In 2002, No Child Left Behind was heralded as a grand bipartisan accomplishment when Republican President George W. Bush and Massachusetts Democratic Sen. Ted Kennedy were holding events together and pushing hard to sell their education vision to their respective parties. They were successful, but the law prompted years of angst and some regret.

On Thursday, in a somewhat rare bill-signing ceremony underscoring how unpopular the law had become, President Barack Obama signed the Every Child Succeeds Act as a replacement.

"After more than 10 years, members of Congress from both parties have come together to revise our national education law,” Obama said at the bill-signing, flanked by lawmakers and school children. “I’m proud to sign a law that will make sure every student is prepared to succeed.”

President Barack Obama signs the Every Student Succeeds Act, a bipartisan rewrite of No Child Left Behind, at the Eisenhower Executive Office Building in Washington, D.C., Thursday. (Jim Watson/AFP/Getty Images)

Obama jokingly said the bill is "a Christmas miracle, a bipartisan bill-signing right here."

NCLB established some principles about children learning at grade level and accountability for schools — some of which will be upheld in the Every Child Succeeds act.

The chief goals of the Every Child Succeeds Act, which passed the House and Senate with overwhelming support, focuses on higher academic standards in states in order to push U.S. schools to be on a par with international competitors. While making no mention of the controversial Common Core standards, the legislation calls for establishing college- and career-ready standards for students to be incentivized with additional Race to the Top grants.

The bill also provides billions to pre-school programs, as well as more money for science, technology, engineering and math for K-12, which Obama has been advocating for years.

“The goals of the predecessor of this law, No Child Left Behind, were the right ones,” Obama said. “It didn’t always work out in practice. That’s OK. Sometimes reform efforts, you make modifications.”

President George W. Bush shakes hands with Sen. Edward M. Kennedy (D-Mass.) Jan. 8, 2001, at Boston Latin School in Boston. Bush spoke about his No Child Left Behind education bill. (Darren McCollester/Getty Images)

While proponents say the new legislation provides greater authority to state and local governments than the plan championed by Bush and Kennedy, the law maintains annual standardized testing, which has been one of the chief complaints about NCLB. However, the legislation is designed to give schools and teachers more room to prevent the testing from crowding out instruction time.

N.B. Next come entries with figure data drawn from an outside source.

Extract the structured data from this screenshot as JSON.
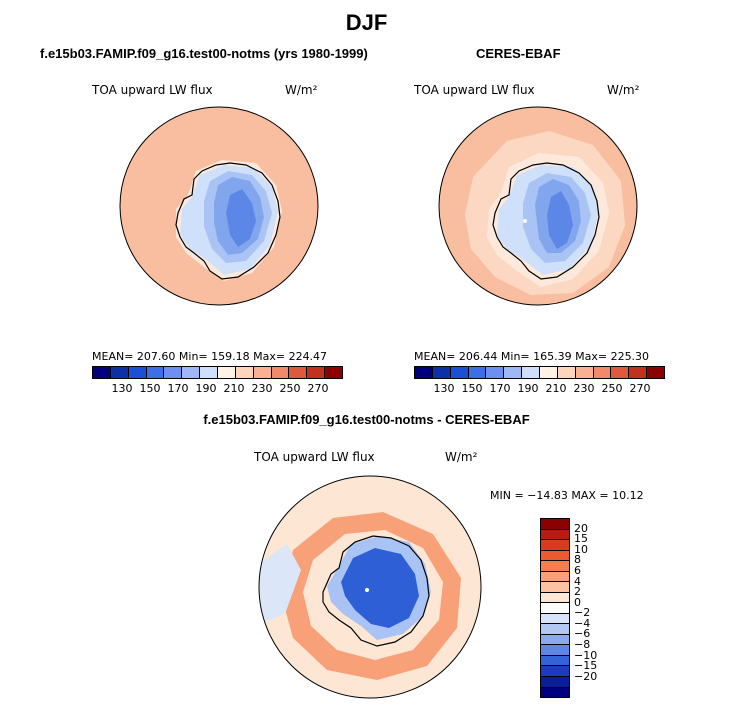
{
  "page": {
    "title": "DJF"
  },
  "panels": [
    {
      "title": "f.e15b03.FAMIP.f09_g16.test00-notms (yrs 1980-1999)",
      "variable": "TOA upward LW flux",
      "units": "W/m²",
      "stats": "MEAN= 207.60   Min= 159.18   Max= 224.47",
      "colorbar": {
        "ticks": [
          "130",
          "150",
          "170",
          "190",
          "210",
          "230",
          "250",
          "270"
        ],
        "colors": [
          "#00007f",
          "#0d2fa8",
          "#1a4fd8",
          "#3c6ee8",
          "#6d8ff0",
          "#9fb8f5",
          "#cfdefa",
          "#fff3e6",
          "#fdd4bc",
          "#f9b094",
          "#f08a68",
          "#dd5a3c",
          "#c2301e",
          "#8b0000"
        ]
      }
    },
    {
      "title": "CERES-EBAF",
      "variable": "TOA upward LW flux",
      "units": "W/m²",
      "stats": "MEAN= 206.44   Min= 165.39   Max= 225.30",
      "colorbar": {
        "ticks": [
          "130",
          "150",
          "170",
          "190",
          "210",
          "230",
          "250",
          "270"
        ],
        "colors": [
          "#00007f",
          "#0d2fa8",
          "#1a4fd8",
          "#3c6ee8",
          "#6d8ff0",
          "#9fb8f5",
          "#cfdefa",
          "#fff3e6",
          "#fdd4bc",
          "#f9b094",
          "#f08a68",
          "#dd5a3c",
          "#c2301e",
          "#8b0000"
        ]
      }
    },
    {
      "title": "f.e15b03.FAMIP.f09_g16.test00-notms - CERES-EBAF",
      "variable": "TOA upward LW flux",
      "units": "W/m²",
      "stats": "MIN = −14.83  MAX =   10.12",
      "colorbar": {
        "ticks": [
          "20",
          "15",
          "10",
          "8",
          "6",
          "4",
          "2",
          "0",
          "−2",
          "−4",
          "−6",
          "−8",
          "−10",
          "−15",
          "−20"
        ],
        "colors": [
          "#8b0000",
          "#b81c10",
          "#d93a20",
          "#ec5a30",
          "#f47e50",
          "#f8a078",
          "#fbc3a2",
          "#fde6d4",
          "#ffffff",
          "#d8e4f8",
          "#b2c8f2",
          "#8aaaec",
          "#5f86e4",
          "#3562d8",
          "#1a3cc0",
          "#0a1e9a",
          "#00007f"
        ]
      }
    }
  ],
  "map_colors": {
    "ocean_model": "#f9bea0",
    "ocean_model_light": "#fcd8c3",
    "coast_band": "#fde9dc",
    "ice_pale": "#cfe0fa",
    "ice_light": "#a9c4f4",
    "ice_mid": "#82a6ee",
    "ice_deep": "#5d87e6",
    "diff_bg": "#fde6d4",
    "diff_warm": "#f8a078",
    "diff_pale_blue": "#dbe6f8",
    "diff_blue": "#2f5fd6"
  }
}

“Both parties have long-agreed that No Child Left Behind is broken and needs to be fixed,” Senate Majority Leader Mitch McConnell (R-Ky.) said. “A new majority in Congress thought it was time to finally change that dynamic. So we demonstrated how a functioning committee process in a functioning Senate could help break through gridlock.”

“The Every Student Succeeds Act would put education back in the hands of those who know our kids best: parents, teachers, states and school boards,” McConnell said. “It would help students succeed instead of helping Washington grow. That’s something all of us can get behind, because all of us represent different states with different children who have different needs.”